If someone has a good condition kayak in Chile they can almost bank on selling in the local community. This is because lots Chileans, Argentines, Brazilians, local guides and travelers prefer to buy a cheaper hard to find used kayak in good condition than a more expensive imported new kayak. 

I even regularly sell cracked and welded kayaks for this same reason. PKH has a policy to sell any of our older or damaged kayaks. So, as soon as a kayak comes in with a crack I either put it on the sell rack as is or we weld it. Our policy is to always show the buyer the damages and reduce the prices proportionally to the damages. Again, local guides, South Americans, and nomadic kayakers on a shoestring budget are seeking cheaper used kayaks. A cracked newer boats sometimes can be the best deal (if you know boats/repair...). We definitely mark them down lots when cracked. 

It's not like Pucon Kayak Hostel is providing some great service here. But we are the only company that keeps 2 to 5 used kayaks out front of our boathouse for sale.
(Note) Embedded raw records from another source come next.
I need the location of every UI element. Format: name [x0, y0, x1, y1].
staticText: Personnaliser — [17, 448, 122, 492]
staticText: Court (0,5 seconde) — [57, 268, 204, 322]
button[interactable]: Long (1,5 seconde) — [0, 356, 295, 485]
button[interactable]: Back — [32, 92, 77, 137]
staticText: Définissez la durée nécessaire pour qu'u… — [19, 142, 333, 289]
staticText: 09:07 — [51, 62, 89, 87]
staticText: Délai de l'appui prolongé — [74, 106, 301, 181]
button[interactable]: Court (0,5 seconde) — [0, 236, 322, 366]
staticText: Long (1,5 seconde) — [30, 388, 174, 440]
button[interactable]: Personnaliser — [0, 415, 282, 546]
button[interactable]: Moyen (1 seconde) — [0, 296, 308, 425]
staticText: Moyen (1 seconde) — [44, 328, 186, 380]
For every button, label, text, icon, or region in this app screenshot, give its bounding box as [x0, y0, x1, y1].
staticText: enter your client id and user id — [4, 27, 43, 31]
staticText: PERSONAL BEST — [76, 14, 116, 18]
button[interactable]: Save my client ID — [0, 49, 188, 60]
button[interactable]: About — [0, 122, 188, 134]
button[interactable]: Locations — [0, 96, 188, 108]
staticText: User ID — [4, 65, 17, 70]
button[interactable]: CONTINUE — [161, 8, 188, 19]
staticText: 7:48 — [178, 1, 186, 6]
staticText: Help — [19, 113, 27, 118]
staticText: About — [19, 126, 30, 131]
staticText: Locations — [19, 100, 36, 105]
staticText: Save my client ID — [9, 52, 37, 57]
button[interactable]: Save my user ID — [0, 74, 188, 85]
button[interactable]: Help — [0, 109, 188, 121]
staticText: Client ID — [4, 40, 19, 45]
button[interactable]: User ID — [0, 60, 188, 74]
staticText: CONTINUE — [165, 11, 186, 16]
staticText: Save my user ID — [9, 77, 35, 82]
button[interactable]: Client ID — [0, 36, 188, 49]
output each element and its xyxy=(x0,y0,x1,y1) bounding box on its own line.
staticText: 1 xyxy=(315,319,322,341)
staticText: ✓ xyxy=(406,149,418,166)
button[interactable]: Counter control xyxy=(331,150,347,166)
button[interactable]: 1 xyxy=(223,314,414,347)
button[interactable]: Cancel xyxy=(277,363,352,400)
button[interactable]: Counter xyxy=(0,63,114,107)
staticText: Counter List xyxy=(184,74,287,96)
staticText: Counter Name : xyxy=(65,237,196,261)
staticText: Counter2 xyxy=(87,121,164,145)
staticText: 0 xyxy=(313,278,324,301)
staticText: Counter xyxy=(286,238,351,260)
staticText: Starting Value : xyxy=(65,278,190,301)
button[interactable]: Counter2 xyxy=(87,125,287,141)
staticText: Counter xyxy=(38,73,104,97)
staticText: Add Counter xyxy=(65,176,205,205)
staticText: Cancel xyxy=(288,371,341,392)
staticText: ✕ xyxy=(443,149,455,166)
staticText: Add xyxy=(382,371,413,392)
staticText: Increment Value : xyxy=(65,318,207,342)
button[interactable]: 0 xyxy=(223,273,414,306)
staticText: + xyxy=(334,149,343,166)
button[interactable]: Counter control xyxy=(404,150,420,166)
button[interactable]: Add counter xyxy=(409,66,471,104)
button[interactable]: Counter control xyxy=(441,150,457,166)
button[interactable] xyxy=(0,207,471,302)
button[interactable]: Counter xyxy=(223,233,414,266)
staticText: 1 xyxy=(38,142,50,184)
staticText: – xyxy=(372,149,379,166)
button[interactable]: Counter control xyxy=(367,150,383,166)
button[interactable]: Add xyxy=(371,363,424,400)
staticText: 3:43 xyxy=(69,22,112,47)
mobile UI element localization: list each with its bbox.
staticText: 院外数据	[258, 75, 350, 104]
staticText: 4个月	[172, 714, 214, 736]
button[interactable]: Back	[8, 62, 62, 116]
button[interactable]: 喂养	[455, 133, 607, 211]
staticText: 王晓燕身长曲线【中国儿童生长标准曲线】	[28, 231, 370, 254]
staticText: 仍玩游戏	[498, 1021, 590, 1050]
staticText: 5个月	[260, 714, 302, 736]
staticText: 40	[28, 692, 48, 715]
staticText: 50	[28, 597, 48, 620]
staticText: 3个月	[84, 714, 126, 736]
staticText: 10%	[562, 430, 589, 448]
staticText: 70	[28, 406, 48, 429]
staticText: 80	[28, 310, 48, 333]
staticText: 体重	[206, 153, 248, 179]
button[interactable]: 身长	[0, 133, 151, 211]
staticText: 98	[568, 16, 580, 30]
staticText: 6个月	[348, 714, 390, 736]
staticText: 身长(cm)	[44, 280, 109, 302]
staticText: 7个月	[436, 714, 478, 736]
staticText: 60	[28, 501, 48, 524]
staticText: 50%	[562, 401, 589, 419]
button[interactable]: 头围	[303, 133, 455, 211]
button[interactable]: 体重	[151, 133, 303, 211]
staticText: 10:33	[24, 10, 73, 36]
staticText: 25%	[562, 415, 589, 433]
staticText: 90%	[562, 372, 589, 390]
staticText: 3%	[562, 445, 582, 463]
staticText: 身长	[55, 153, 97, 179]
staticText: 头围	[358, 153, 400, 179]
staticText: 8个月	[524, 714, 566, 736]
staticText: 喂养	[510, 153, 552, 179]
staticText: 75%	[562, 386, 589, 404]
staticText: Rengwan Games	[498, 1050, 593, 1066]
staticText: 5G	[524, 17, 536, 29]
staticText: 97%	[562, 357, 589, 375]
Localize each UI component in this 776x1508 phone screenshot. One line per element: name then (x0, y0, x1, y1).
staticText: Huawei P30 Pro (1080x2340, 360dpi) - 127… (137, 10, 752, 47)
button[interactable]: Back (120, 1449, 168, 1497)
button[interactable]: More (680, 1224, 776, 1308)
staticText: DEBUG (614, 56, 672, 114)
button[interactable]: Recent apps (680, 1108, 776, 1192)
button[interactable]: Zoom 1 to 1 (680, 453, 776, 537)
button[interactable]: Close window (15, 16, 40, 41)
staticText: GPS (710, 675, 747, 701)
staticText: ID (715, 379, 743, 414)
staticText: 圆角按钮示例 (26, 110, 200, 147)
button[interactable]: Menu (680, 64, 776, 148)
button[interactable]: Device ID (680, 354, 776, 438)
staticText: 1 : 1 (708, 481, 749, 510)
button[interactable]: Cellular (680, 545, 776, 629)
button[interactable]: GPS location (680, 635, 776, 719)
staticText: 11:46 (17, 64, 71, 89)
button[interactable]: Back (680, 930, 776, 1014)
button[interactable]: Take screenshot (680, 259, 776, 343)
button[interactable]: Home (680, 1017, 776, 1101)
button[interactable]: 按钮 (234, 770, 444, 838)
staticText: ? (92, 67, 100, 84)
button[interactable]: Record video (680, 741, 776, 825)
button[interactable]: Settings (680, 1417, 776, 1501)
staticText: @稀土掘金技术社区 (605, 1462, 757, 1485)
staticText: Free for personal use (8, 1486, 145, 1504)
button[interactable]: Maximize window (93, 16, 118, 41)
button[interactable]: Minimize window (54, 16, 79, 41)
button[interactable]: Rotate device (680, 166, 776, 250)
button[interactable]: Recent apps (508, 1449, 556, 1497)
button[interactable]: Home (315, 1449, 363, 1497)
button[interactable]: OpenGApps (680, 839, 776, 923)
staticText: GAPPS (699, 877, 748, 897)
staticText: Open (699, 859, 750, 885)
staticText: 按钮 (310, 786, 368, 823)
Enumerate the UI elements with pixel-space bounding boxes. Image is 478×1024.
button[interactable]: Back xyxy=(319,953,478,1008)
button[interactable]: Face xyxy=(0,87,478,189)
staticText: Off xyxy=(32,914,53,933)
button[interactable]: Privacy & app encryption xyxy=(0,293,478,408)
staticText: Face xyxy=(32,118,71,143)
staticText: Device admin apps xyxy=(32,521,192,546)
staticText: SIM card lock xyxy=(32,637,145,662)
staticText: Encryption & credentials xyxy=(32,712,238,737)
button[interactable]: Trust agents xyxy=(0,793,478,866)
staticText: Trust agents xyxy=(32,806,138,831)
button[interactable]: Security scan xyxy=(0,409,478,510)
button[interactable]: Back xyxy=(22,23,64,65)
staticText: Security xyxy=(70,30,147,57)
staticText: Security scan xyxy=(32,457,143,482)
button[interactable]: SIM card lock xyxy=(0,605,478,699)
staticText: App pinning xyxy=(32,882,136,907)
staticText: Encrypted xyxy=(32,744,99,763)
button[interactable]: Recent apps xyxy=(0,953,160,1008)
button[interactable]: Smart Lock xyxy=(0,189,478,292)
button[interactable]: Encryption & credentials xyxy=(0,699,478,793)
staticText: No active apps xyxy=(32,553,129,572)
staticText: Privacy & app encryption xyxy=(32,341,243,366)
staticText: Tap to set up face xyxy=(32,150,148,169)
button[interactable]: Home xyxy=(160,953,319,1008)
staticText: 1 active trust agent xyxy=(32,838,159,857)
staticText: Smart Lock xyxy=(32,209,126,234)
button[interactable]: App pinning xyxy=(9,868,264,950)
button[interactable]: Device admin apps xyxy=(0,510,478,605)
I guess rather than some great service we are providing a regular service and place folks can go to check out used kayaks. 

*Does PKH Buy Used Kayaks? *
Sometimes PKH will buy a kayaker's used kayak when they are departing Chile if it is in quality condition, if PKH has a use for it, or if we can resell it after a season of use for the same or better price. Simple business.

Selling a used kayak and then rebuying it was not the intent. The intent was to illustrate the ability of selling your used kayak after a month+ use in Chile. Not the greatest deal is a consignment sell option. I use the same consignment sell commission that I learnt when working for CKS. Kayakers can leave their kayak for consignment sale after a Chile trip of use. But most kayakers successfully sell their used kayak on their own in the local kayak community. 

I hope this made logical sense. By the way the listed Recon 70 is no longer on the list. 

Keep Kayaking.


----------